Below I will list the hiking trails that can be found in the monument as well as a brief description of each. We did all the hikes in the park so click on the names to read my blog posts.
Please note, pets are not allowed on any trails in the park.
Sipapu Bridge: This 1.4 mile roundtrip hike has about 450 foot of elevation gain and takes you to the largest bridge in the park. It’s the steepest trail in the park and requires climbing multiple wooden ladders and stairs.
Kachina Bridge: This 1.5 mile roundtrip hike to the widest and youngest bridge in the park has around 460 feet of elevation gain. There are hundreds of steps on the hike, but it’s my favorite bridge in the park.
Owachomo Bridge: This 0.5 mile out and back hike takes you to the smallest, thinnest and possibly oldest bridge in the park with about 180 feet of elevation gain. It’s the shortest hike in the park (except the viewpoints).
Horse Collar Ruin: This 0.6 mile roundtrip hike only has around 50 feet of elevation gain and gives you a a birds-eye view of Horse Collar Ruin. This easy hike has you traveling over slickrock.
Full Loop Trail: This 12 mile primitive and strenuous trail has you hiking through the canyons and over the mesa top as you pass under all three natural bridges. You can shorten this hike by getting off at any bridge trailhead.
I would also like to say I didn’t list the hikes to the viewpoints of each bridge.
They were all extremely short though and located right off of Bridge View Drive. The viewpoints aren’t bad, but if you can hike the trails to the bridges I highly recommend it.
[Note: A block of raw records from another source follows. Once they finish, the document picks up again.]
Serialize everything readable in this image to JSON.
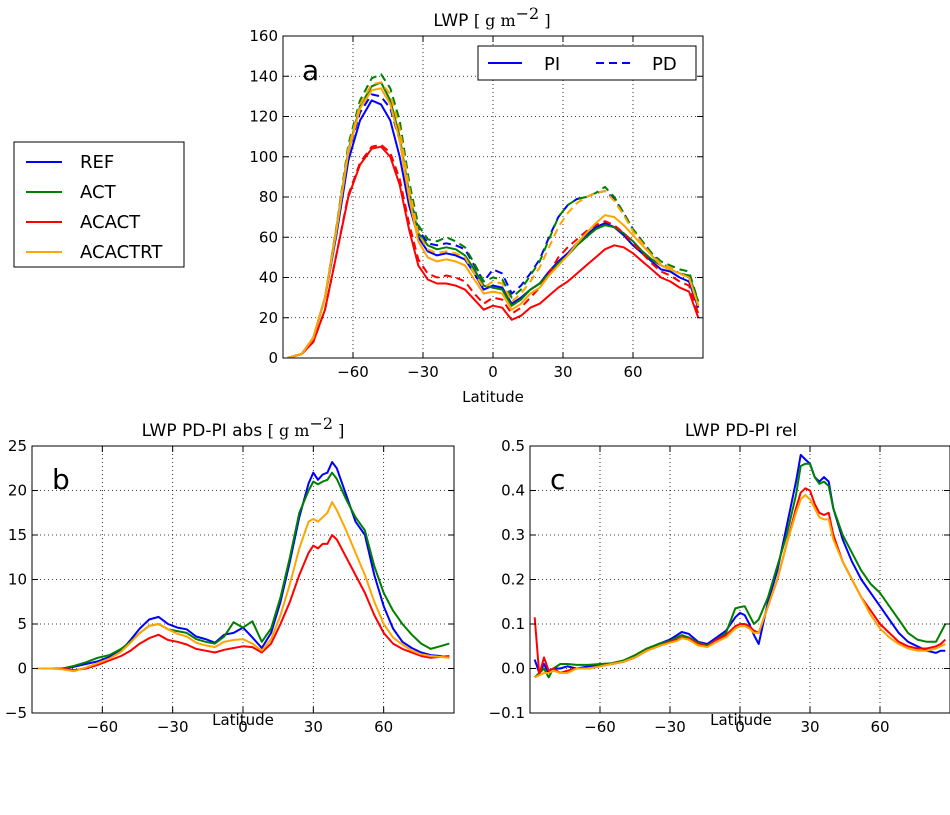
{
  "colors": {
    "REF": "#0000ff",
    "ACT": "#008000",
    "ACACT": "#ff0000",
    "ACACTRT": "#ffa500"
  },
  "legend_models": {
    "entries": [
      {
        "name": "REF",
        "color": "#0000ff"
      },
      {
        "name": "ACT",
        "color": "#008000"
      },
      {
        "name": "ACACT",
        "color": "#ff0000"
      },
      {
        "name": "ACACTRT",
        "color": "#ffa500"
      }
    ]
  },
  "legend_styles": {
    "pi_label": "PI",
    "pd_label": "PD"
  },
  "chart_data": [
    {
      "id": "a",
      "type": "line",
      "letter": "a",
      "title_text": "LWP",
      "title_unit": "[ g m",
      "title_exp": "−2",
      "title_close": "]",
      "xlabel": "Latitude",
      "ylabel": "",
      "xlim": [
        -90,
        90
      ],
      "ylim": [
        0,
        160
      ],
      "xticks": [
        -60,
        -30,
        0,
        30,
        60
      ],
      "xtick_labels": [
        "−60",
        "−30",
        "0",
        "30",
        "60"
      ],
      "yticks": [
        0,
        20,
        40,
        60,
        80,
        100,
        120,
        140,
        160
      ],
      "ytick_labels": [
        "0",
        "20",
        "40",
        "60",
        "80",
        "100",
        "120",
        "140",
        "160"
      ],
      "grid": true,
      "legend": "top-right",
      "x": [
        -88,
        -82,
        -77,
        -72,
        -67,
        -62,
        -57,
        -52,
        -48,
        -44,
        -40,
        -36,
        -32,
        -28,
        -24,
        -20,
        -16,
        -12,
        -8,
        -4,
        0,
        4,
        8,
        12,
        16,
        20,
        24,
        28,
        32,
        36,
        40,
        44,
        48,
        52,
        56,
        60,
        64,
        68,
        72,
        76,
        80,
        84,
        88
      ],
      "series": [
        {
          "name": "REF PI",
          "model": "REF",
          "style": "solid",
          "values": [
            0,
            2,
            10,
            30,
            62,
            98,
            118,
            128,
            126,
            118,
            100,
            76,
            60,
            53,
            51,
            52,
            51,
            49,
            42,
            34,
            36,
            35,
            27,
            30,
            34,
            37,
            43,
            48,
            52,
            57,
            61,
            65,
            67,
            65,
            61,
            56,
            52,
            48,
            44,
            43,
            40,
            38,
            25
          ]
        },
        {
          "name": "REF PD",
          "model": "REF",
          "style": "dash",
          "values": [
            0,
            2,
            10,
            30,
            63,
            102,
            122,
            131,
            130,
            124,
            108,
            82,
            64,
            57,
            56,
            57,
            56,
            54,
            46,
            38,
            44,
            42,
            32,
            36,
            42,
            49,
            60,
            70,
            76,
            79,
            80,
            82,
            83,
            79,
            72,
            64,
            58,
            52,
            47,
            45,
            42,
            40,
            26
          ]
        },
        {
          "name": "ACT PI",
          "model": "ACT",
          "style": "solid",
          "values": [
            0,
            2,
            10,
            30,
            65,
            103,
            125,
            135,
            137,
            128,
            110,
            82,
            62,
            56,
            54,
            55,
            54,
            51,
            44,
            36,
            35,
            34,
            26,
            29,
            34,
            37,
            42,
            47,
            51,
            56,
            60,
            64,
            66,
            65,
            62,
            58,
            53,
            49,
            46,
            44,
            42,
            41,
            28
          ]
        },
        {
          "name": "ACT PD",
          "model": "ACT",
          "style": "dash",
          "values": [
            0,
            2,
            10,
            30,
            66,
            106,
            128,
            139,
            141,
            134,
            118,
            88,
            66,
            59,
            58,
            60,
            58,
            55,
            47,
            38,
            40,
            39,
            30,
            34,
            41,
            48,
            59,
            70,
            76,
            79,
            80,
            82,
            85,
            80,
            72,
            64,
            58,
            52,
            48,
            46,
            44,
            43,
            28
          ]
        },
        {
          "name": "ACACT PI",
          "model": "ACACT",
          "style": "solid",
          "values": [
            0,
            2,
            8,
            24,
            52,
            80,
            96,
            104,
            105,
            100,
            86,
            64,
            46,
            39,
            37,
            37,
            36,
            34,
            29,
            24,
            26,
            25,
            19,
            21,
            25,
            27,
            31,
            35,
            38,
            42,
            46,
            50,
            54,
            56,
            55,
            52,
            48,
            44,
            40,
            38,
            35,
            33,
            20
          ]
        },
        {
          "name": "ACACT PD",
          "model": "ACACT",
          "style": "dash",
          "values": [
            0,
            2,
            8,
            24,
            52,
            81,
            97,
            105,
            106,
            102,
            89,
            67,
            49,
            42,
            40,
            41,
            40,
            38,
            32,
            27,
            30,
            29,
            22,
            25,
            30,
            35,
            42,
            50,
            55,
            59,
            63,
            66,
            68,
            66,
            62,
            57,
            52,
            47,
            43,
            41,
            38,
            36,
            22
          ]
        },
        {
          "name": "ACACTRT PI",
          "model": "ACACTRT",
          "style": "solid",
          "values": [
            0,
            2,
            10,
            30,
            64,
            102,
            124,
            133,
            134,
            126,
            108,
            80,
            58,
            50,
            48,
            49,
            48,
            46,
            39,
            32,
            33,
            32,
            24,
            27,
            32,
            35,
            41,
            46,
            51,
            57,
            62,
            67,
            71,
            70,
            66,
            61,
            56,
            51,
            46,
            44,
            42,
            40,
            26
          ]
        },
        {
          "name": "ACACTRT PD",
          "model": "ACACTRT",
          "style": "dash",
          "values": [
            0,
            2,
            10,
            30,
            65,
            104,
            126,
            136,
            137,
            131,
            114,
            85,
            62,
            54,
            52,
            53,
            52,
            50,
            42,
            35,
            38,
            37,
            28,
            32,
            38,
            45,
            55,
            65,
            72,
            77,
            80,
            82,
            83,
            78,
            71,
            63,
            57,
            51,
            47,
            45,
            42,
            40,
            26
          ]
        }
      ]
    },
    {
      "id": "b",
      "type": "line",
      "letter": "b",
      "title_text": "LWP PD-PI abs",
      "title_unit": "[ g m",
      "title_exp": "−2",
      "title_close": "]",
      "xlabel": "Latitude",
      "ylabel": "",
      "xlim": [
        -90,
        90
      ],
      "ylim": [
        -5,
        25
      ],
      "xticks": [
        -60,
        -30,
        0,
        30,
        60
      ],
      "xtick_labels": [
        "−60",
        "−30",
        "0",
        "30",
        "60"
      ],
      "yticks": [
        -5,
        0,
        5,
        10,
        15,
        20,
        25
      ],
      "ytick_labels": [
        "−5",
        "0",
        "5",
        "10",
        "15",
        "20",
        "25"
      ],
      "grid": true,
      "x": [
        -88,
        -82,
        -77,
        -72,
        -67,
        -62,
        -57,
        -52,
        -48,
        -44,
        -40,
        -36,
        -32,
        -28,
        -24,
        -20,
        -16,
        -12,
        -8,
        -4,
        0,
        4,
        8,
        12,
        16,
        20,
        24,
        28,
        30,
        32,
        34,
        36,
        38,
        40,
        44,
        48,
        52,
        56,
        60,
        64,
        68,
        72,
        76,
        80,
        84,
        88
      ],
      "series": [
        {
          "name": "REF",
          "model": "REF",
          "values": [
            0,
            0,
            0,
            0.2,
            0.5,
            0.8,
            1.3,
            2.0,
            3.2,
            4.5,
            5.5,
            5.8,
            5.0,
            4.6,
            4.4,
            3.6,
            3.3,
            2.9,
            3.8,
            4.0,
            4.6,
            3.5,
            2.3,
            4.0,
            7.5,
            12.0,
            17.0,
            20.8,
            22.0,
            21.2,
            21.8,
            22.0,
            23.2,
            22.5,
            19.5,
            16.5,
            15.0,
            10.5,
            7.0,
            4.5,
            3.0,
            2.3,
            1.8,
            1.5,
            1.4,
            1.2
          ]
        },
        {
          "name": "ACT",
          "model": "ACT",
          "values": [
            0,
            0,
            0,
            0.3,
            0.7,
            1.2,
            1.5,
            2.2,
            3.0,
            4.0,
            4.8,
            5.0,
            4.4,
            4.2,
            4.0,
            3.3,
            3.0,
            2.8,
            3.6,
            5.2,
            4.6,
            5.3,
            3.0,
            4.5,
            8.0,
            12.5,
            17.5,
            20.0,
            21.0,
            20.7,
            21.0,
            21.2,
            22.0,
            21.3,
            19.0,
            17.0,
            15.5,
            11.5,
            8.5,
            6.5,
            5.0,
            3.8,
            2.8,
            2.2,
            2.5,
            2.8
          ]
        },
        {
          "name": "ACACT",
          "model": "ACACT",
          "values": [
            0,
            0,
            0,
            -0.2,
            0,
            0.4,
            0.9,
            1.4,
            2.0,
            2.8,
            3.4,
            3.8,
            3.2,
            3.0,
            2.7,
            2.2,
            2.0,
            1.8,
            2.1,
            2.3,
            2.5,
            2.4,
            1.8,
            2.8,
            5.0,
            7.5,
            10.5,
            13.0,
            13.8,
            13.5,
            14.0,
            14.0,
            15.0,
            14.5,
            12.5,
            10.5,
            8.5,
            6.0,
            4.0,
            2.8,
            2.2,
            1.8,
            1.4,
            1.2,
            1.3,
            1.4
          ]
        },
        {
          "name": "ACACTRT",
          "model": "ACACTRT",
          "values": [
            0,
            0,
            -0.1,
            -0.3,
            0.1,
            0.6,
            1.1,
            1.9,
            2.9,
            4.0,
            4.8,
            5.0,
            4.4,
            3.9,
            3.6,
            2.9,
            2.6,
            2.4,
            3.0,
            3.2,
            3.3,
            2.8,
            2.0,
            3.3,
            6.0,
            9.5,
            13.5,
            16.5,
            16.8,
            16.5,
            17.0,
            17.5,
            18.7,
            17.8,
            15.5,
            13.0,
            10.5,
            7.5,
            5.0,
            3.5,
            2.7,
            2.0,
            1.6,
            1.4,
            1.3,
            1.2
          ]
        }
      ]
    },
    {
      "id": "c",
      "type": "line",
      "letter": "c",
      "title_text": "LWP PD-PI rel",
      "xlabel": "Latitude",
      "ylabel": "",
      "xlim": [
        -90,
        90
      ],
      "ylim": [
        -0.1,
        0.5
      ],
      "xticks": [
        -60,
        -30,
        0,
        30,
        60
      ],
      "xtick_labels": [
        "−60",
        "−30",
        "0",
        "30",
        "60"
      ],
      "yticks": [
        -0.1,
        0.0,
        0.1,
        0.2,
        0.3,
        0.4,
        0.5
      ],
      "ytick_labels": [
        "−0.1",
        "0.0",
        "0.1",
        "0.2",
        "0.3",
        "0.4",
        "0.5"
      ],
      "grid": true,
      "x": [
        -88,
        -86,
        -84,
        -82,
        -80,
        -77,
        -74,
        -70,
        -65,
        -60,
        -55,
        -50,
        -45,
        -40,
        -35,
        -30,
        -27,
        -25,
        -22,
        -18,
        -14,
        -10,
        -6,
        -2,
        0,
        2,
        4,
        6,
        8,
        12,
        16,
        20,
        24,
        26,
        28,
        30,
        32,
        34,
        36,
        38,
        40,
        44,
        48,
        52,
        56,
        60,
        64,
        68,
        72,
        76,
        80,
        84,
        86,
        88
      ],
      "series": [
        {
          "name": "REF",
          "model": "REF",
          "values": [
            0.02,
            -0.01,
            0.01,
            -0.01,
            0.0,
            0.0,
            0.005,
            0.0,
            0.005,
            0.008,
            0.01,
            0.015,
            0.025,
            0.04,
            0.055,
            0.065,
            0.075,
            0.082,
            0.078,
            0.06,
            0.055,
            0.07,
            0.085,
            0.115,
            0.125,
            0.12,
            0.1,
            0.075,
            0.055,
            0.15,
            0.22,
            0.32,
            0.42,
            0.48,
            0.47,
            0.46,
            0.43,
            0.42,
            0.43,
            0.42,
            0.36,
            0.29,
            0.24,
            0.2,
            0.17,
            0.14,
            0.11,
            0.08,
            0.06,
            0.05,
            0.04,
            0.035,
            0.04,
            0.04
          ]
        },
        {
          "name": "ACT",
          "model": "ACT",
          "values": [
            -0.02,
            -0.01,
            0.0,
            -0.02,
            0.0,
            0.01,
            0.01,
            0.008,
            0.008,
            0.01,
            0.012,
            0.018,
            0.03,
            0.045,
            0.055,
            0.062,
            0.07,
            0.075,
            0.07,
            0.058,
            0.052,
            0.065,
            0.08,
            0.135,
            0.138,
            0.14,
            0.12,
            0.1,
            0.11,
            0.16,
            0.23,
            0.3,
            0.39,
            0.455,
            0.46,
            0.46,
            0.43,
            0.415,
            0.42,
            0.41,
            0.36,
            0.3,
            0.26,
            0.22,
            0.19,
            0.17,
            0.14,
            0.11,
            0.08,
            0.065,
            0.06,
            0.06,
            0.08,
            0.1
          ]
        },
        {
          "name": "ACACT",
          "model": "ACACT",
          "values": [
            0.115,
            -0.015,
            0.025,
            -0.005,
            0.0,
            -0.01,
            -0.005,
            0.0,
            0.0,
            0.005,
            0.01,
            0.015,
            0.025,
            0.04,
            0.05,
            0.06,
            0.065,
            0.07,
            0.068,
            0.055,
            0.05,
            0.065,
            0.075,
            0.095,
            0.1,
            0.1,
            0.095,
            0.085,
            0.08,
            0.14,
            0.2,
            0.28,
            0.36,
            0.395,
            0.405,
            0.4,
            0.37,
            0.35,
            0.345,
            0.35,
            0.3,
            0.24,
            0.2,
            0.16,
            0.13,
            0.1,
            0.08,
            0.06,
            0.05,
            0.045,
            0.045,
            0.05,
            0.055,
            0.065
          ]
        },
        {
          "name": "ACACTRT",
          "model": "ACACTRT",
          "values": [
            -0.02,
            -0.015,
            -0.01,
            -0.01,
            -0.005,
            -0.01,
            -0.01,
            0.0,
            0.0,
            0.005,
            0.01,
            0.015,
            0.025,
            0.04,
            0.05,
            0.058,
            0.062,
            0.068,
            0.065,
            0.052,
            0.048,
            0.06,
            0.07,
            0.09,
            0.095,
            0.095,
            0.09,
            0.08,
            0.08,
            0.14,
            0.2,
            0.28,
            0.35,
            0.38,
            0.39,
            0.38,
            0.36,
            0.34,
            0.335,
            0.335,
            0.29,
            0.24,
            0.2,
            0.16,
            0.12,
            0.09,
            0.07,
            0.055,
            0.045,
            0.04,
            0.04,
            0.045,
            0.05,
            0.055
          ]
        }
      ]
    }
  ]
}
We absolutely loved our visit to Natural Bridges National Monument and can’t wait to go back. We really want to do the full loop trail which I think will give us of a whole new experience of hiking in the park.
We only saw maybe a dozen people during our visit which was awesome. We hate crowds so this place is a great way to see some incredible works of Mother Nature with as few people as possible around.